P178 Magnetic resonance imaging characteristics of proctitis in Crohn’s disease in correlation with endoscopy
C. Tutein Nolthenius*1, S. Bipat1, B. Mearadji1, A. Spijkerboer1, A. Montauban van Swijndregt2, C. Ponsioen3, J. Stoker1
1Academic Medical Centre (AMC), Radiology, Amsterdam, Netherlands, 2OLVG, Radiology, Amsterdam, Netherlands, 3Academic Medical Centre (AMC), Gastroenterology, Amsterdam, Netherlands
Pelvic magnetic resonance imaging (MRI) is widely used in perianal Crohn’s disease (CD). Although diagnosing proctitis is important for management, MRI criteria are lacking. In our retrospective study, we studied which MRI characteristics are valuable in assessing proctitis.

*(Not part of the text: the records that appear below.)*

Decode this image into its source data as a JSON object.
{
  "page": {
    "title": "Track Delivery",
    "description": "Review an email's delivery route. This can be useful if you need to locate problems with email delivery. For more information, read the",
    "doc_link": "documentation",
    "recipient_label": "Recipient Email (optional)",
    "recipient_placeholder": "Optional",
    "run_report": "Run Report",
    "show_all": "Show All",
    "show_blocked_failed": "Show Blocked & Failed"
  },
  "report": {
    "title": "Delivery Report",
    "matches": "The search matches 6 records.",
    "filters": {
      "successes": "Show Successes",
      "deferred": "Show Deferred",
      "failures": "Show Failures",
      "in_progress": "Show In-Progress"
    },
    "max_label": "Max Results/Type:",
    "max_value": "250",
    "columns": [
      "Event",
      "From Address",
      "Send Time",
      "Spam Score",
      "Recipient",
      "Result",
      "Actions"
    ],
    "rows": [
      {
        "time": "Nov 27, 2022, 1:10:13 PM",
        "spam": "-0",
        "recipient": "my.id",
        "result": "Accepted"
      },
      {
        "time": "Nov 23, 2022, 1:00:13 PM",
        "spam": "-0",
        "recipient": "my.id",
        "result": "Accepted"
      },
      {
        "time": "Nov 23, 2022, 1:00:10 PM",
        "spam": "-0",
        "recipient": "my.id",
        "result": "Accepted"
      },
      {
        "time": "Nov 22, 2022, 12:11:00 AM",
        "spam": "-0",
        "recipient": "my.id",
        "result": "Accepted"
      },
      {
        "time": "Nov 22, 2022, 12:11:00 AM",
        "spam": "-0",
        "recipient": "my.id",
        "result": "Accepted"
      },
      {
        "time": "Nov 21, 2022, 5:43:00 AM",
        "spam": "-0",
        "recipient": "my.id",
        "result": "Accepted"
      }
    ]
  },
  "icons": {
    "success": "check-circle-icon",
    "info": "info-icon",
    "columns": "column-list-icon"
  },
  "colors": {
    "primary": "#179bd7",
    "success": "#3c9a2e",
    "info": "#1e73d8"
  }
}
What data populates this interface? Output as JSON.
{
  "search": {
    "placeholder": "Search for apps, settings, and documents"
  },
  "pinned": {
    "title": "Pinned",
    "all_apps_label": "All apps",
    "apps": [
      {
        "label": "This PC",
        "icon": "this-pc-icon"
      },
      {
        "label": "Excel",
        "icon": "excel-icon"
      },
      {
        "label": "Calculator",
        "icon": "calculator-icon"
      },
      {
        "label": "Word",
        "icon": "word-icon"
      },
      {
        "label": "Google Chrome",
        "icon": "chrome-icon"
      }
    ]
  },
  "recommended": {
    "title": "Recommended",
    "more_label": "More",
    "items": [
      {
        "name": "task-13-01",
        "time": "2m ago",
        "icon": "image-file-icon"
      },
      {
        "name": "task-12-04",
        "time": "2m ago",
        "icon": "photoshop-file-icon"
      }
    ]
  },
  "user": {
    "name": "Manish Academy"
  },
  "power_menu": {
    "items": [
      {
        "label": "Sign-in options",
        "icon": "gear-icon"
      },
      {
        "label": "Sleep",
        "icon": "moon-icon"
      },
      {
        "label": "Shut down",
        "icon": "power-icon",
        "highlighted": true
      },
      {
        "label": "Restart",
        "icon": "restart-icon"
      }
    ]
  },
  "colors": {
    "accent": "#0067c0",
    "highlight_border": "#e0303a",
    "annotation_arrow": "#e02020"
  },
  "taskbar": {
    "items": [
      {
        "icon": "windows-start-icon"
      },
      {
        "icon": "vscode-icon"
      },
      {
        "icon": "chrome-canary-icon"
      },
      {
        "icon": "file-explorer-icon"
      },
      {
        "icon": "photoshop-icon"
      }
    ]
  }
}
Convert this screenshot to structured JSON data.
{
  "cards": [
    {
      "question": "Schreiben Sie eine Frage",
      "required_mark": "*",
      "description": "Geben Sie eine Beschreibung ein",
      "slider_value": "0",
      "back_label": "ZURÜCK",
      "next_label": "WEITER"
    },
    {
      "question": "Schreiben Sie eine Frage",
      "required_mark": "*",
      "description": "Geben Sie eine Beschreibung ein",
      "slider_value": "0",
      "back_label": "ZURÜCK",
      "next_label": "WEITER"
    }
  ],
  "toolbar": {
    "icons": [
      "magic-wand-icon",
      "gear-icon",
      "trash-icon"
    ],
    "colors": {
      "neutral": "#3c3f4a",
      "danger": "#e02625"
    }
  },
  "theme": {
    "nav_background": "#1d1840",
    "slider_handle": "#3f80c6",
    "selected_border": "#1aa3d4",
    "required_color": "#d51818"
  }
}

Hospital patient database was searched for CD patients (≥ 18 years) who underwent proctoscopy, sigmoidoscopy, or colonoscopy and perianal fistula MRI (T2wTSE, fat sat T2wTSE, or fat sat T1w TSE after gadolinium) within 8 weeks of the endoscopy. Patients were divided into proctitis and no proctitis, based on endoscopy findings (reference standard). All predefined 15 MRI features were blindly scored by 3 observers and correlated to endoscopy using regression analyses. Reproducibility (multirater kappa, intraclass correlation coefficient) was determined for all 3 observer-pairs. MRI features were considered relevant if there was a significant correlation with endoscopy for at least 2 observers, and reproducibility was ≥0.40 for at least 2 of 3 observer pairs.
Of 58 CD patients, 26 (45%) had proctitis and 32 (55%) had no proctitis. Rectal wall thickness, perimural T2 signal, creeping fat, and size of mesorectal lymph nodes showed a significant correlation with endoscopy for all 3 observers (all p-values ≤ 0.05) and kappa/intraclass correlation coefficient were ≥ 0.40 for all 3 observer-pairs. Perimural enhancement and the presence of rectal mural fat showed a significant correlation with endoscopy (p = 0.000 and p = 0.011, 0.025 and 0.172, respectively) for at least 2 of 3 observers, reproducibility was ≥ 0.40 for 2 of 3 observer pairs.
Wall thickness, mural fat, and mesorectal tissue features (perimural T2 signal, perimural enhancement, creeping fat, and size of mesorectal lymph nodes) had the strongest correlation to endoscopy and were reproducible in diagnosing proctitis.